The Loppet

With my knee being injured still, I can’t skate ski. As a result, I’ve turned to classic skiing in desperation. And it’s not all bad. But with all the classic skiing I’ve been doing, I decided to sign up for the Lake Louise Banff Loppet, which is (for 61 of it’s 72km at least) a classic ski.

Starting on Lake Louise before sunrise, you spend the first couple of legs skiing into the dawn, and it’s amazing. I started off right towards the back of the pack, and gradually picked my way forwards as we cruised downhill into the sunrise on lovely easy tracks. We popped out above Lake Louise, all lit up in the darkness, the sky gradually lightening. The terrain flattened after that, and I was overtaken by people older than my parents, who ski with immaculate technique.

On the first leg as I was coming down from Morant’s curve I skied over gravel and gouged my skis – my precious skis! :( Overall, leg 1 (at 21km) felt relatively easy, and with a good chunk of downhill on good tracks, it’s not as hard as some of the shorter legs that come later in the day.

Leg 2 (10km) was cruisy, easy tracks, mostly easy skiing, over in no time. Leg 3 (13km) was challenging. I started to bonk after 30km, having trouble eating enough. I found it hard to eat with poles on; having food shoved in my waist belt didn’t really help me, as I never wanted to slow down to get it. I was constantly back and forthing with teams, and with most of the course being singletrack, overtaking seemed to require considerable thought and effort. There was some challenging terrain on this leg, and worgly hills where I crashed at least once, and nearly crashed a few more times.

A magical support angel gave me a gel at the end of the third leg though, and it acted like rocket fuel for the short (6.6km) fourth leg; up and over the Hillsdale road split, from Johnston Canyon campground to Sawback picnic area. I hadn’t bothered to re-wax, so things were a bit slippy on the ascent. The descent was a spicy balance on an off-camber bank of ploughed snow – and just as well I hadn’t put new wax on as I would have lost it all anyway.
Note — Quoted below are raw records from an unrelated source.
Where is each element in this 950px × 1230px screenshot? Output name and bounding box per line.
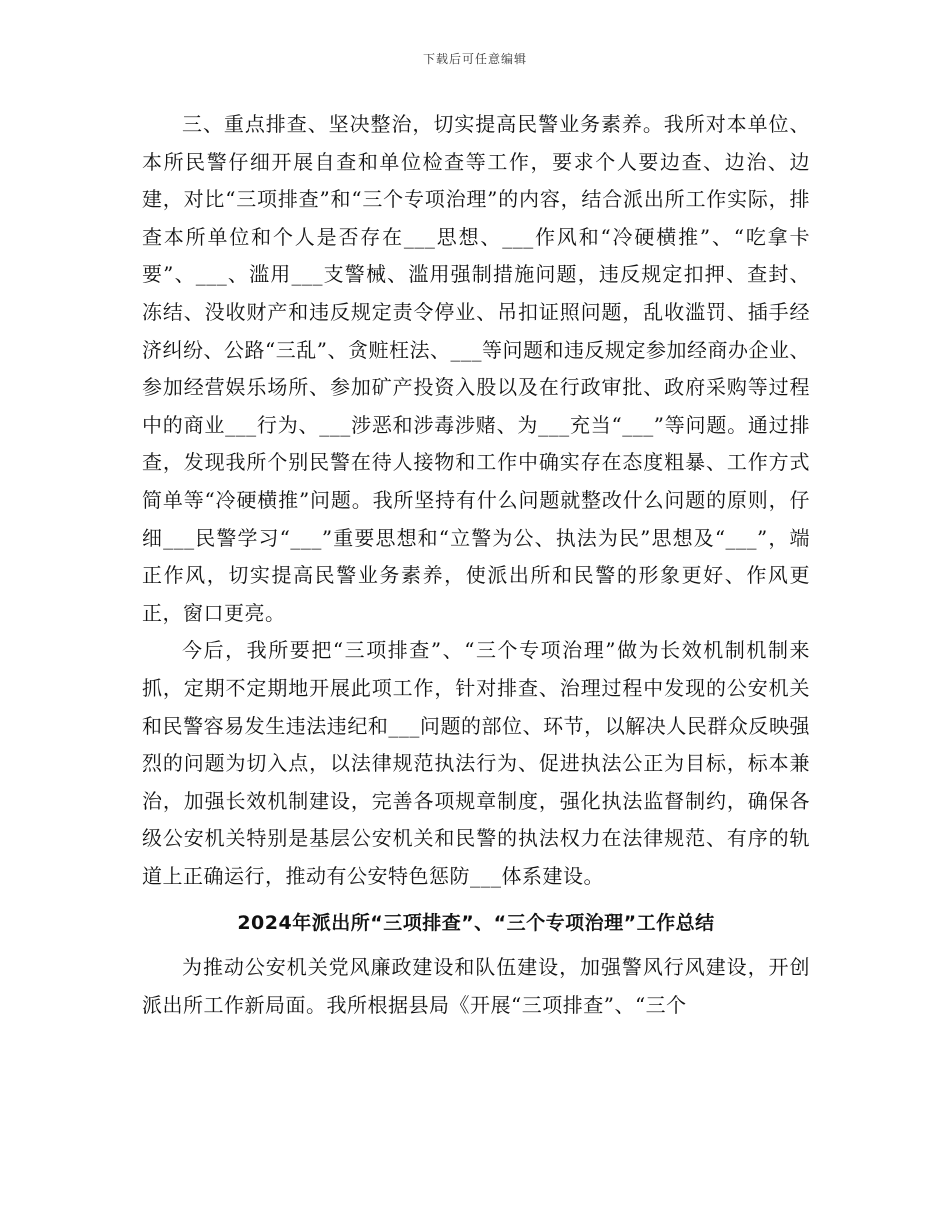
document-body (142, 106, 810, 1025)
page-header: 下载后可任意编辑 (422, 52, 527, 66)
paragraph-future-plan: 今后，我所要把“三项排查”、“三个专项治理”做为长效机制机制来抓，定期不定期地开展此项工作，针对排查、治理过程中发现的公安机关和民警容易发生违法违纪和___问题的部位、环节，以解决人民群众反映强烈的问题为切入点，以法律规范执法行为、促进执法公正为目标，标本兼治，加强长效机制建设，完善各项规章制度，强化执法监督制约，确保各级公安机关特别是基层公安机关和民警的执法权力在法律规范、有序的轨道上正确运行，推动有公安特色惩防___体系建设。 (142, 638, 810, 888)
paragraph-intro: 为推动公安机关党风廉政建设和队伍建设，加强警风行风建设，开创派出所工作新局面。我所根据县局《开展“三项排查”、“三个 (142, 955, 810, 1018)
section-title: 2024年派出所“三项排查”、“三个专项治理”工作总结 (237, 912, 715, 935)
paragraph-rectification: 三、重点排查、坚决整治，切实提高民警业务素养。我所对本单位、本所民警仔细开展自查和单位检查等工作，要求个人要边查、边治、边建，对比“三项排查”和“三个专项治理”的内容，结合派出所工作实际，排查本所单位和个人是否存在___思想、___作风和“冷硬横推”、“吃拿卡要”、___、滥用___支警械、滥用强制措施问题，违反规定扣押、查封、冻结、没收财产和违反规定责令停业、吊扣证照问题，乱收滥罚、插手经济纠纷、公路“三乱”、贪赃枉法、___等问题和违反规定参加经商办企业、参加经营娱乐场所、参加矿产投资入股以及在行政审批、政府采购等过程中的商业___行为、___涉恶和涉毒涉赌、为___充当“___”等问题。通过排查，发现我所个别民警在待人接物和工作中确实存在态度粗暴、工作方式简单等“冷硬横推”问题。我所坚持有什么问题就整改什么问题的原则，仔细___民警学习“___”重要思想和“立警为公、执法为民”思想及“___”，端正作风，切实提高民警业务素养，使派出所和民警的形象更好、作风更正，窗口更亮。 (142, 112, 810, 625)
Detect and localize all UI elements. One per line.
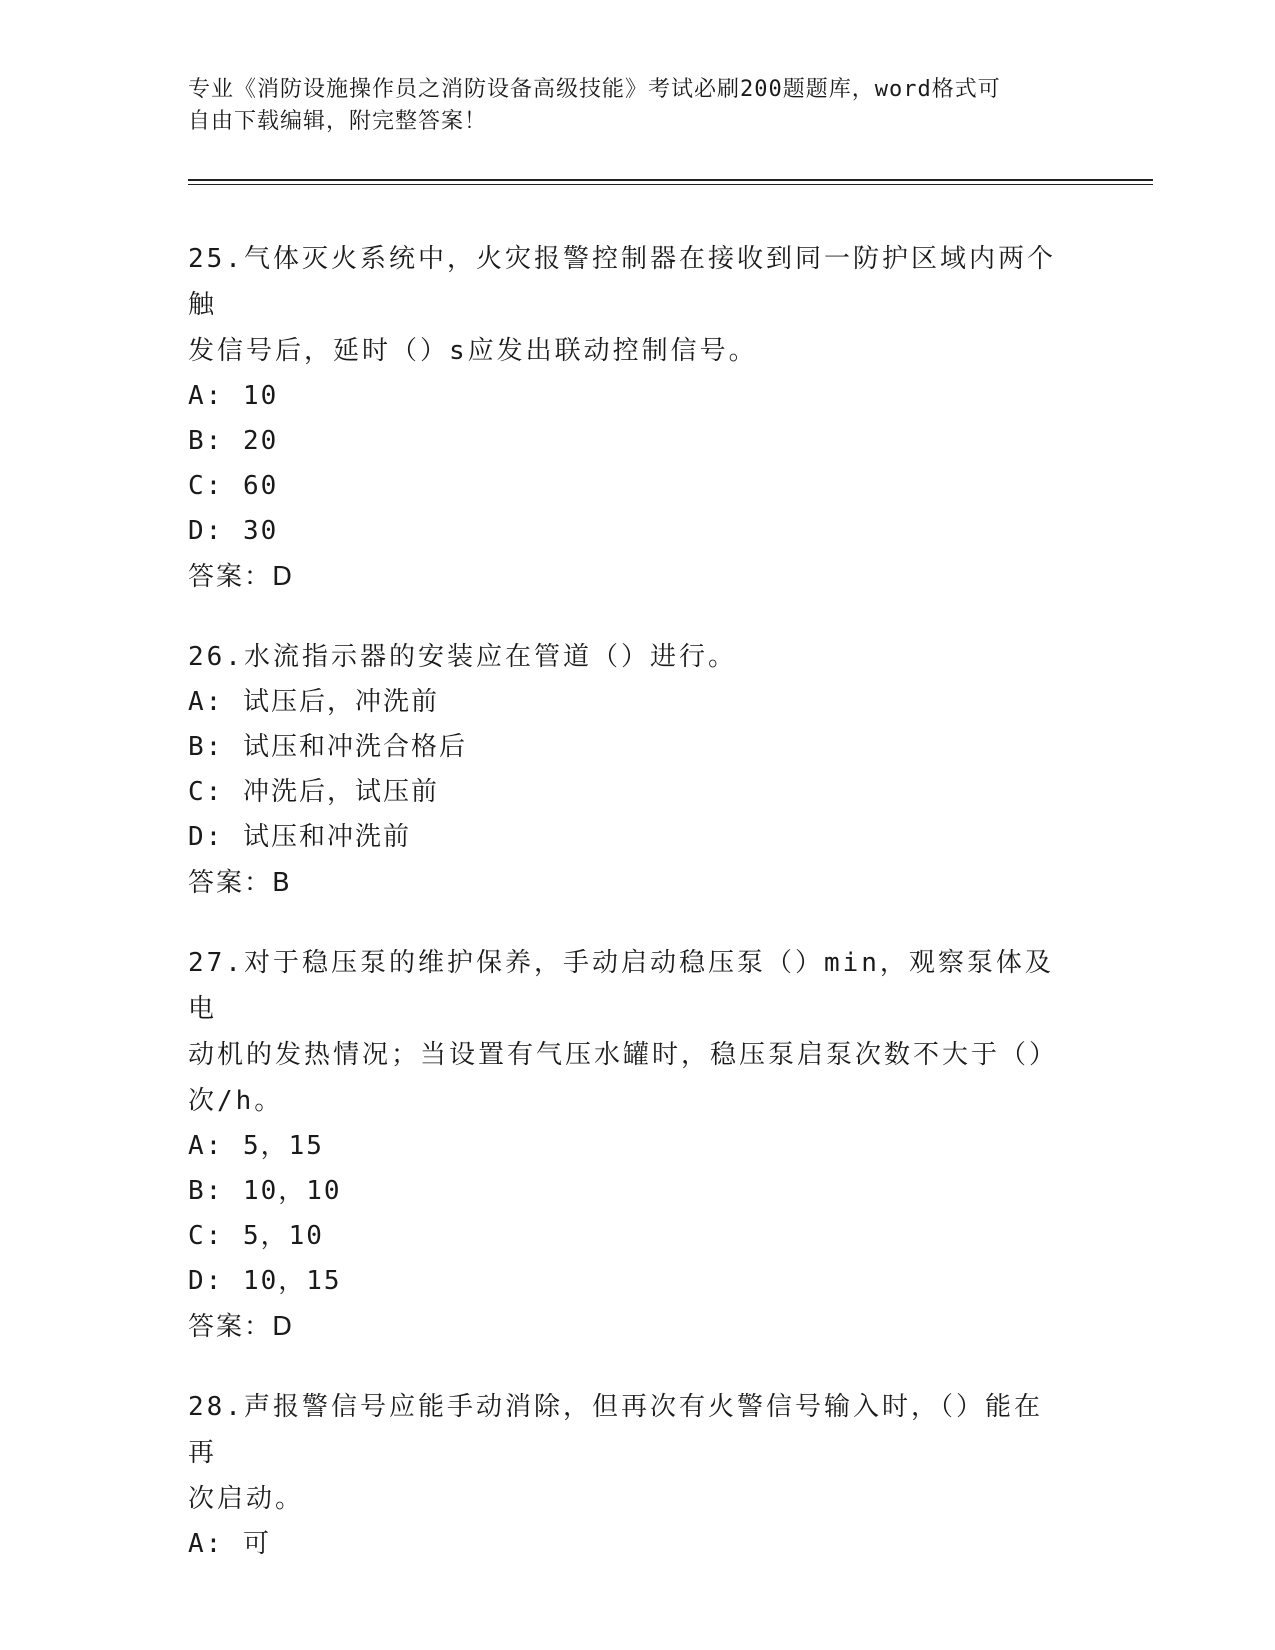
option-text: 60 (242, 471, 279, 501)
option-text: 5，15 (242, 1131, 324, 1161)
option-text: 5，10 (242, 1221, 324, 1251)
stem-line: 发信号后，延时（）s应发出联动控制信号。 (188, 336, 758, 366)
header-line-1: 专业《消防设施操作员之消防设备高级技能》考试必刷200题题库，word格式可 (188, 77, 1001, 102)
option-d (188, 815, 1068, 860)
option-b (188, 725, 1068, 770)
option-letter: D: (188, 516, 224, 546)
option-letter: D: (188, 822, 224, 852)
option-text: 试压后，冲洗前 (242, 687, 439, 717)
question-stem (188, 236, 1068, 374)
option-c (188, 464, 1068, 509)
option-letter: C: (188, 471, 224, 501)
option-letter: B: (188, 426, 224, 456)
question-list (188, 236, 1068, 1601)
option-a (188, 1522, 1068, 1567)
question-26 (188, 634, 1068, 906)
option-text: 试压和冲洗合格后 (242, 732, 467, 762)
option-letter: C: (188, 1221, 224, 1251)
option-letter: B: (188, 1176, 224, 1206)
stem-line: 次/h。 (188, 1086, 284, 1116)
option-text: 冲洗后，试压前 (242, 777, 439, 807)
header-line-2: 自由下载编辑，附完整答案！ (188, 109, 488, 134)
option-letter: A: (188, 687, 224, 717)
stem-line: 28.声报警信号应能手动消除，但再次有火警信号输入时，（）能在再 (188, 1392, 1043, 1468)
option-text: 10，10 (242, 1176, 342, 1206)
question-27 (188, 940, 1068, 1350)
option-a (188, 1124, 1068, 1169)
option-text: 10，15 (242, 1266, 342, 1296)
option-c (188, 1214, 1068, 1259)
option-text: 10 (242, 381, 279, 411)
stem-line: 27.对于稳压泵的维护保养，手动启动稳压泵（）min，观察泵体及电 (188, 948, 1054, 1024)
option-text: 试压和冲洗前 (242, 822, 411, 852)
stem-line: 次启动。 (188, 1484, 305, 1514)
option-letter: A: (188, 381, 224, 411)
option-letter: D: (188, 1266, 224, 1296)
question-stem (188, 1384, 1068, 1522)
option-b (188, 1169, 1068, 1214)
document-header (188, 74, 1068, 138)
stem-line: 25.气体灭火系统中，火灾报警控制器在接收到同一防护区域内两个触 (188, 244, 1056, 320)
option-letter: A: (188, 1131, 224, 1161)
answer-line: 答案：D (188, 1312, 295, 1342)
option-c (188, 770, 1068, 815)
answer-line: 答案：B (188, 868, 292, 898)
option-text: 30 (242, 516, 279, 546)
option-b (188, 419, 1068, 464)
header-divider-thick (188, 179, 1153, 181)
option-letter: C: (188, 777, 224, 807)
stem-line: 26.水流指示器的安装应在管道（）进行。 (188, 642, 737, 672)
header-divider-thin (188, 184, 1153, 185)
option-d (188, 1259, 1068, 1304)
answer-line: 答案：D (188, 562, 295, 592)
question-stem (188, 940, 1068, 1124)
question-28 (188, 1384, 1068, 1567)
option-a (188, 680, 1068, 725)
question-25 (188, 236, 1068, 600)
question-stem (188, 634, 1068, 680)
option-text: 可 (242, 1529, 271, 1559)
option-a (188, 374, 1068, 419)
option-text: 20 (242, 426, 279, 456)
option-letter: B: (188, 732, 224, 762)
option-d (188, 509, 1068, 554)
option-letter: A: (188, 1529, 224, 1559)
stem-line: 动机的发热情况；当设置有气压水罐时，稳压泵启泵次数不大于（） (188, 1040, 1059, 1070)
Double poling to the Sawback checkpoint took some effort, with soft deep snow, very little grip wax left, and tired, tired arms and legs.

I’d borrowed someone else’s support crew, plus with a couple of other teams filled with people I knew, I ended up with a reasonable little cheer squad to keep my morale up as I struggled onwards, leg after leg. The first 30km isn’t so bad. And even the next 20km after that is kind of reasonable. But after that my legs started to fade.

So now I was at 50km. I had my longest pit stop, breaking to quickly put a couple more coats of 45 on, then headed off. Hard work at this point, my arms seizing up, and my legs too. Slowing down. I started to have trouble convincing myself to hold speed. I dreamed of having some music to listen to, but couldn’t be bothered taking the necessary break to set up my headphones. Some rough skiing on leg 5 (10km), but some of my favourite moments on the course. Through aspens, along the Bow River, and across the swamps. Beautiful blue skies, snow-capped mountains, amazing. Hard skiing, hard to balance with tired legs. It was a warm day, but with beautiful clear blue skies that made up for the slow warm snow.

Then it was skis off to hike up to the final checkpoint, and on to the last leg (11.4km). Marching across the Sunshine overpass, eating a granola bar, shaking my fist at the relay skiers running across like little ski-boot-clad gazelles. Some of the solo skiers had skate skis and boots stashed at this point. I didn’t, as I wasn’t planning to skate, as it hurt my knee. But I was so sore and tired that I resorted to skating with my classic skis, on the grounds that all of me was going to be sore anyway so my knee may as well join the party. It felt so obnoxiously slow to classic ski at this point, and I was aching to use some different muscles. (Like being faced with a messy floor, and opting to use a nice mop instead of licking it clean).

It’s really hard to be able to balance well enough to ski on challenging terrain once you have 30km+ on your legs. I crashed once because I just could not balance, and came really close to crashing a few more times.

But then, finally, I was on the Bow River. And there were families out and about. I was in the outskirts of Banff. I could smell the finish line. And then I could see it. And then I skied through it, and people cheered. None of my crew were around though, and so I huddled and ate until they made it over the finish line too. Joy, I could sit down!

Then drive up to the Banff Centre for the presentations. A hot shower that felt amazing. Then as much meat, cheese, wine and carrots as I could eat. Awards were handed out, which I missed out on by a long margin, and then failed to get a draw prize too. I stretch, and have interesting exhaustion-fuelled conversations. This was a good day.

Also – I waxed perfectly, all on my own! (A couple coats 45, then some 40, then some 45, then a few more 40).